![]() |
Muhammad Dzunnurain, Founder of Newsroom Citizen Community. |
Skandal ini bukan hanya soal BBM aspal (asli tapi palsu), tapi juga cerita tentang bagaimana perusahaan BUMN mengorbankan mitra kecilnya demi mengejar untung. Bisnis Pertashop mati suri, konsumen marah, sementara direksi Pertamina seolah bisa cuci tangan.
Bayangkan jadi pemilik Pertashop. Anda diberi izin dan logo Pertamina, lalu diberi jatah menjual BBM berkualitas. Tapi tiba-tiba, konsumen ramai-ramai protes karena Pertamax yang mereka beli ternyata oplosan. Tak ada yang mau lagi datang ke kios Anda. Omset merosot 70-80%, pegawai terpaksa dirumahkan, dan stok BBM menganggur.
Padahal, Anda bukan pelaku pengoplosan. Anda hanya korban yang terjepit: di satu sisi, harus setia pada Pertamina sebagai mitra; di sisi lain, dituduh sebagai penipu oleh pelanggan. “Saya ini cuma ingin usaha, kok malah jadi kambing hitam?” keluh seorang pemilik Pertashop dilansir di artikel Mojok.co.

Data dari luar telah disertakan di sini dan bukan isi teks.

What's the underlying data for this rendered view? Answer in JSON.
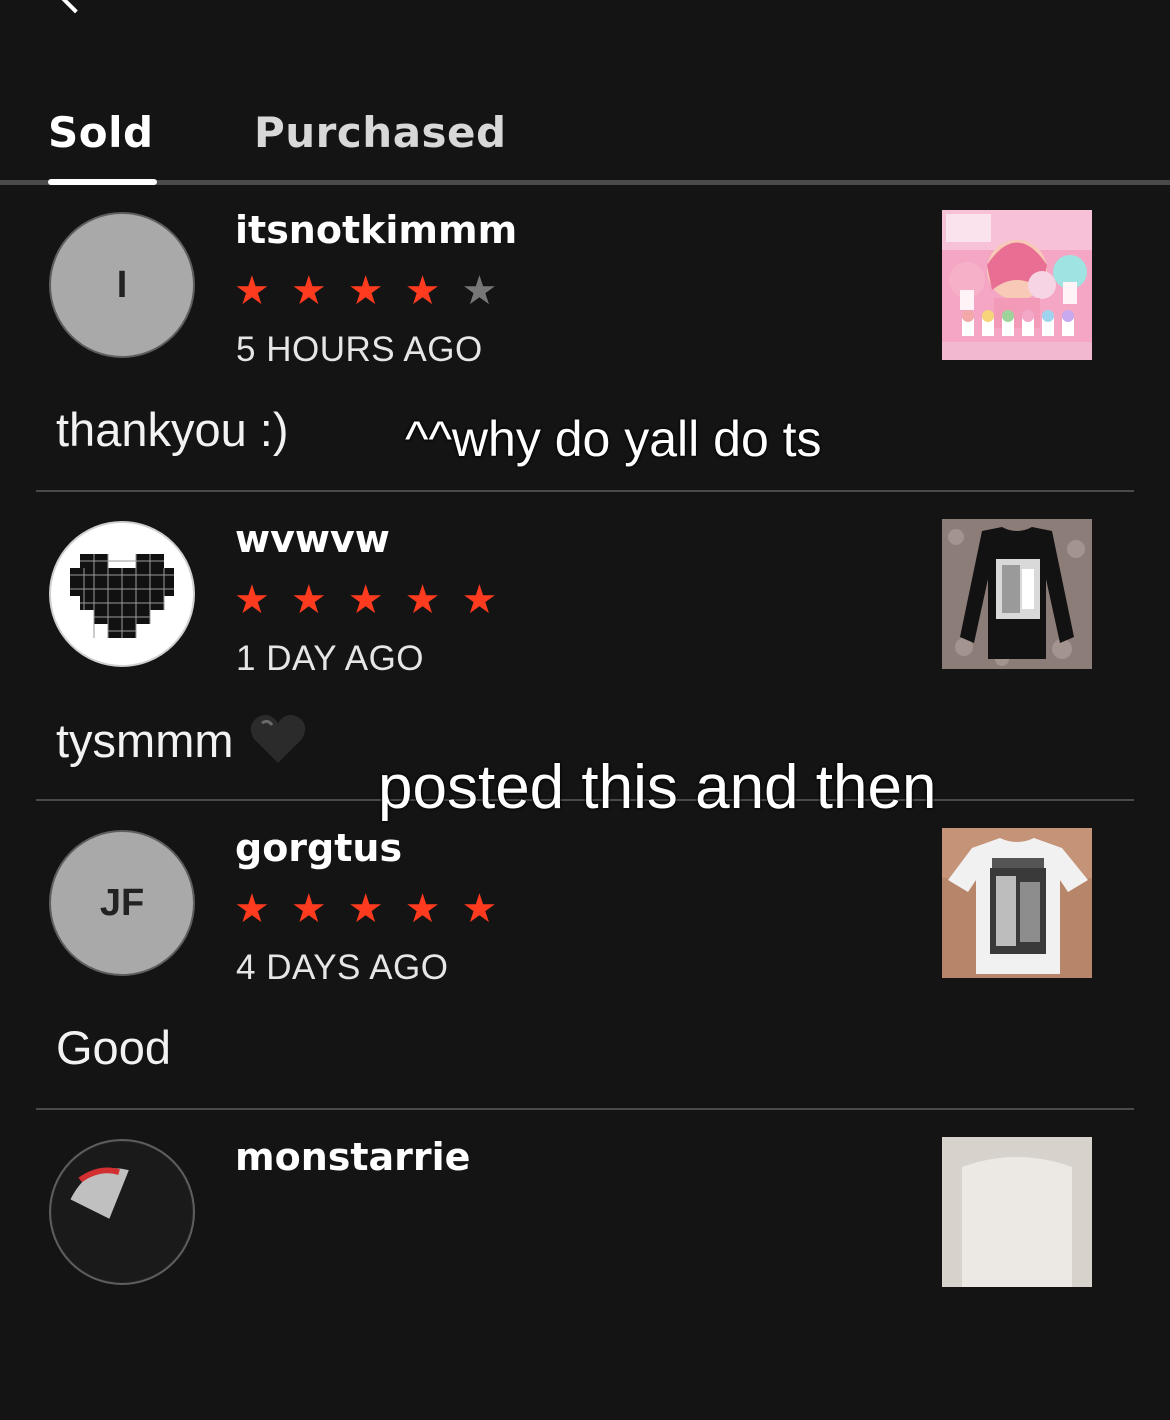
{
  "tabs": [
    {
      "label": "Sold",
      "active": true
    },
    {
      "label": "Purchased",
      "active": false
    }
  ],
  "reviews": [
    {
      "username": "itsnotkimmm",
      "avatar_initials": "I",
      "rating": 4,
      "time": "5 HOURS AGO",
      "comment": "thankyou :)",
      "thumb": "pink-collage-product-photo"
    },
    {
      "username": "wvwvw",
      "avatar_icon": "studded-heart-icon",
      "rating": 5,
      "time": "1 DAY AGO",
      "comment": "tysmmm",
      "comment_emoji": "black-heart-icon",
      "thumb": "black-long-sleeve-shirt-photo"
    },
    {
      "username": "gorgtus",
      "avatar_initials": "JF",
      "rating": 5,
      "time": "4 DAYS AGO",
      "comment": "Good",
      "thumb": "white-graphic-tee-photo"
    },
    {
      "username": "monstarrie",
      "avatar_icon": "profile-photo",
      "thumb": "product-photo"
    }
  ],
  "overlays": {
    "caption_1": "^^why do yall do ts",
    "caption_2": "posted this and then"
  },
  "colors": {
    "background": "#141414",
    "star_filled": "#ff3b1f",
    "star_empty": "#777777",
    "avatar_gray": "#a9a9a9"
  }
}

Masalahnya, pengoplosan ini bukan kesalahan karyawan SPBU nakal. Menurut berita yang beredar, praktik ini terstruktur dan melibatkan oknum di internal Pertamina. Motifnya sederhana: Pertalite lebih murah lalu mencampurnya ke Pertamax. Perusahaan bisa mengeruk keuntungan lebih besar tanpa peduli risiko. Ini bukan kali pertama Pertamina bermasalah dengan korupsi. Sejak dulu, BUMN ini seperti kebun binatang para mafia migas: proyek LNG, pengadaan alat berat, hingga skandal suap. Tapi kali ini, korbannya bukan uang negara, melainkan usaha kecil dan kepercayaan publik.

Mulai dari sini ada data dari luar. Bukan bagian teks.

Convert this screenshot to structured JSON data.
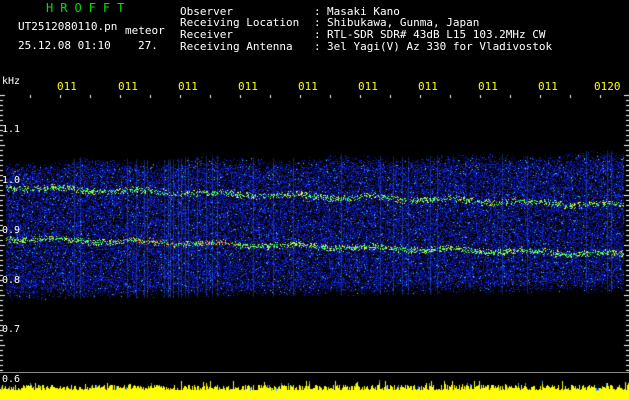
{
  "header": {
    "app_title": "HROFFT",
    "file_name": "UT2512080110.pn",
    "meteor_word": "meteor",
    "date_time": "25.12.08 01:10",
    "count": "27.",
    "info": [
      {
        "label": "Observer",
        "value": "Masaki Kano"
      },
      {
        "label": "Receiving Location",
        "value": "Shibukawa, Gunma, Japan"
      },
      {
        "label": "Receiver",
        "value": "RTL-SDR SDR# 43dB L15 103.2MHz CW"
      },
      {
        "label": "Receiving Antenna",
        "value": "3el Yagi(V) Az 330 for Vladivostok"
      }
    ]
  },
  "axis": {
    "unit": "kHz",
    "time_ticks": [
      "011",
      "011",
      "011",
      "011",
      "011",
      "011",
      "011",
      "011",
      "011",
      "0120"
    ],
    "freq_labels": [
      "1.1",
      "1.0",
      "0.9",
      "0.8",
      "0.7",
      "0.6"
    ]
  },
  "colors": {
    "title": "#00e000",
    "tick": "#ffff00",
    "noise_blue": "#1020c0",
    "signal_green": "#40ff60",
    "signal_red": "#ff3020",
    "baseline": "#ffff00"
  }
}
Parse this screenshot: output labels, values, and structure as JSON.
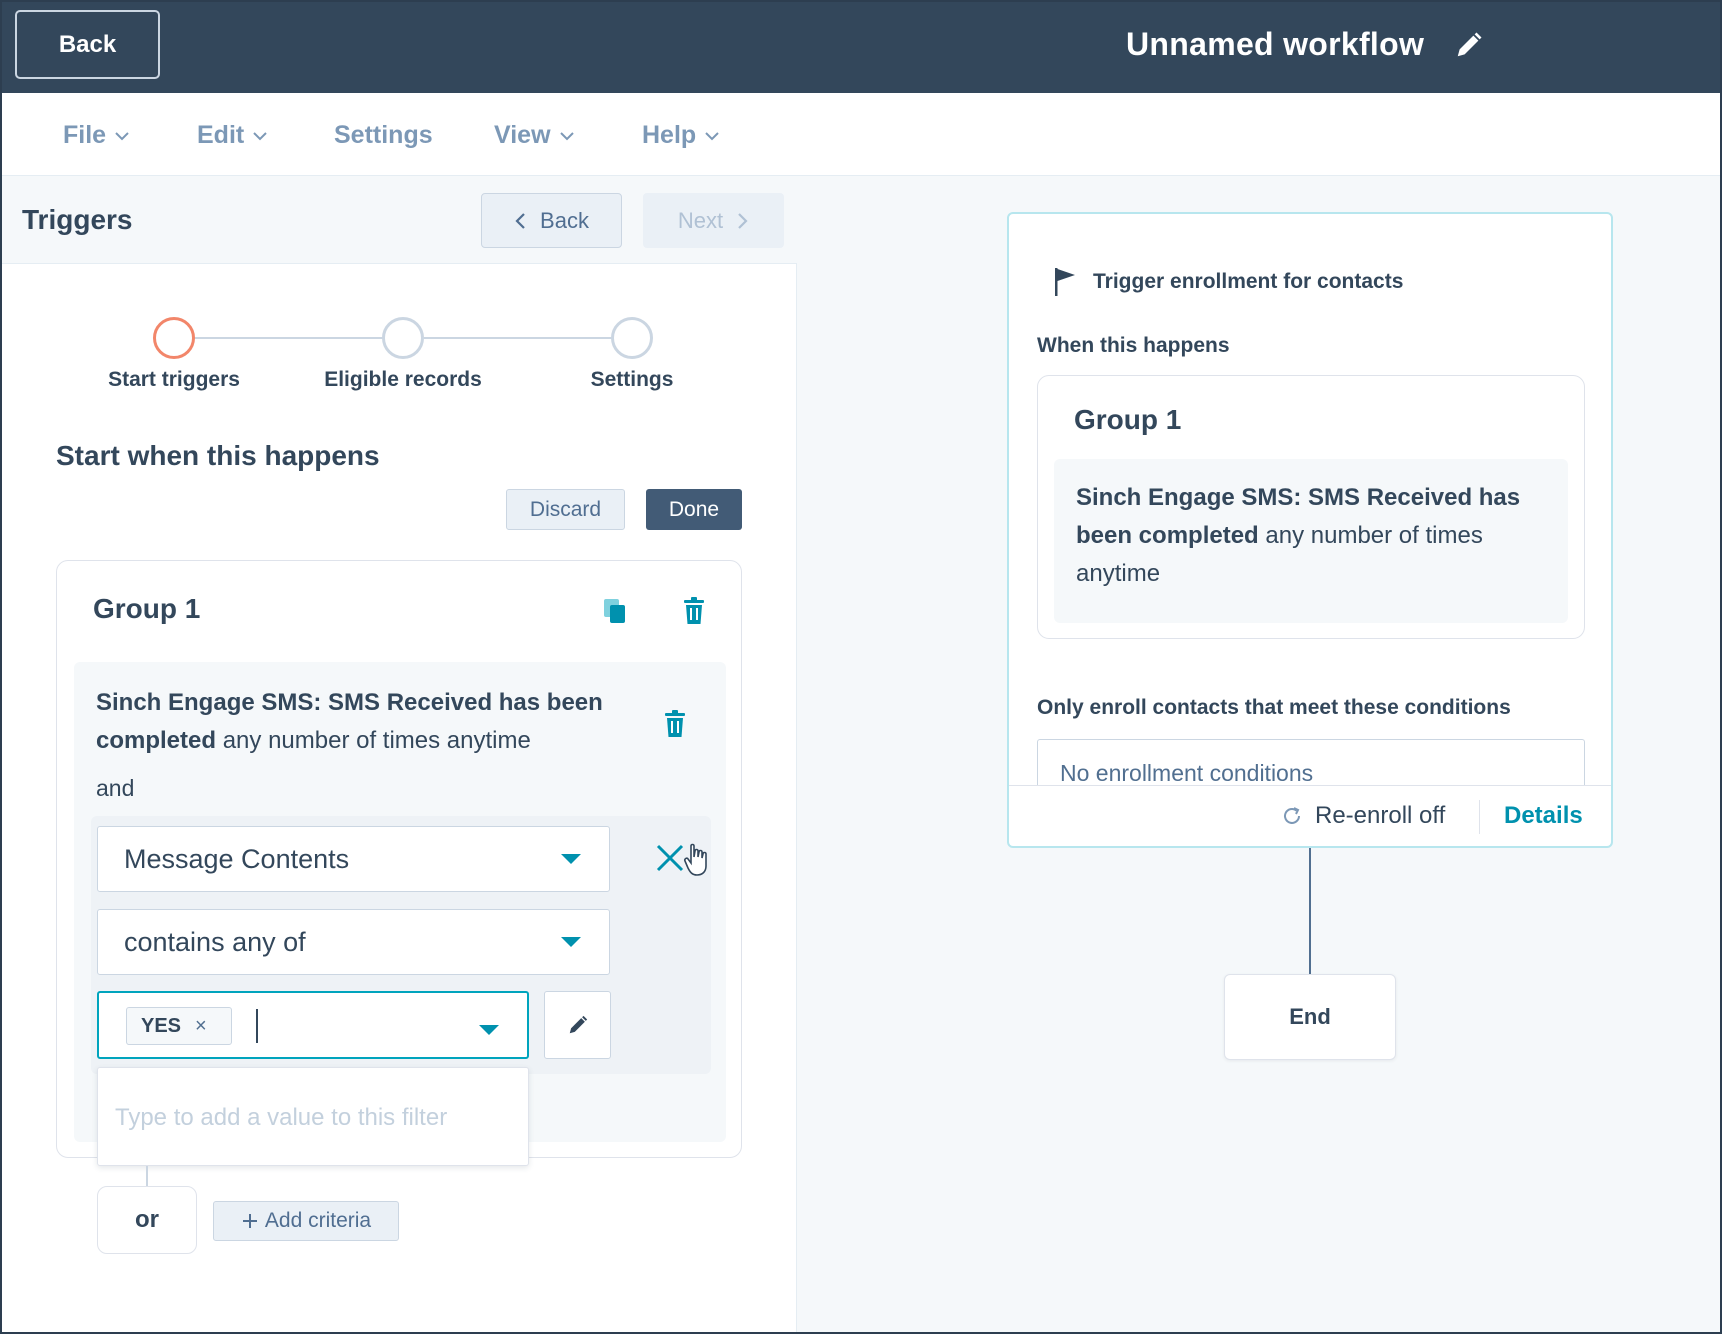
{
  "topbar": {
    "back_label": "Back",
    "workflow_title": "Unnamed workflow",
    "edit_icon": "pencil-icon"
  },
  "menu": {
    "items": [
      {
        "label": "File"
      },
      {
        "label": "Edit"
      },
      {
        "label": "Settings"
      },
      {
        "label": "View"
      },
      {
        "label": "Help"
      }
    ]
  },
  "left": {
    "title": "Triggers",
    "back_label": "Back",
    "next_label": "Next",
    "steps": [
      {
        "label": "Start triggers"
      },
      {
        "label": "Eligible records"
      },
      {
        "label": "Settings"
      }
    ],
    "start_when": "Start when this happens",
    "discard_label": "Discard",
    "done_label": "Done",
    "group": {
      "title": "Group 1",
      "criteria_bold": "Sinch Engage SMS: SMS Received has been completed",
      "criteria_rest": " any number of times anytime",
      "and_label": "and",
      "property_value": "Message Contents",
      "operator_value": "contains any of",
      "tag_value": "YES",
      "tag_remove": "×",
      "filter_placeholder": "Type to add a value to this filter"
    },
    "or_label": "or",
    "add_criteria_label": "Add criteria"
  },
  "right": {
    "trigger_title": "Trigger enrollment for contacts",
    "when_label": "When this happens",
    "group_title": "Group 1",
    "criteria_bold": "Sinch Engage SMS: SMS Received has been completed",
    "criteria_rest": " any number of times anytime",
    "only_label": "Only enroll contacts that meet these conditions",
    "no_conditions": "No enrollment conditions",
    "reenroll_label": "Re-enroll off",
    "details_label": "Details",
    "end_label": "End"
  },
  "colors": {
    "topbar": "#33475b",
    "accent": "#0091ae",
    "active_step": "#f2866a",
    "done_button": "#425b76"
  }
}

Konsumen pun tak mau diam. Banyak yang kini ogah beli Pertamax dan lebih memilih Pertalite atau SPBU swasta. “Kalau Pertamina sendiri saja curang, buat apa beli produk mereka?” tulis seorang netizen. Di media sosial, tagar #pertamaxoplosan ramai jadi sindiran. Ironisnya, Pertamina justru berkilah bahwa pengoplosan terjadi “hanya di beberapa titik”. Padahal, bagi rakyat, satu kali bohong saja cukup untuk menghancurkan kepercayaan.
Lalu, apa solusinya? Pertama, Pertamina harus berani audit terbuka. Jangan cuma menghukum sopir truk atau mandor SPBU, tapi usut sampai ke level direksi yang membiarkan praktik ini. Kedua, berikan kompensasi pada pemilik Pertashop yang bisnisnya kolaps akibat ulah oknum perusahaan. Ketiga, pemerintah harus turun tangan. Selama ini, Pertamina dianggap “anak emas” yang kebal kritik. Padahal, sebagai BUMN, mereka wajib mengutamakan kepentingan rakyat, bukan malah menyengsarakan UMKM.
Di akhir cerita, yang tersisa adalah pertanyaan: sampai kapan rakyat kecil harus jadi korban keserakahan korporasi? Pemilik Pertashop sudah menderita, konsumen kecewa, sementara direksi Pertamina mungkin masih bisa tidur nyenyak. Tapi sejarah membuktikan: kepercayaan yang sekali dihancurkan, butuh puluhan tahun untuk dibangun kembali. Pertamina, maukah Anda belajar dari kesalahan? Atau tetap memilih jadi “bajingan” di mata rakyat sendiri?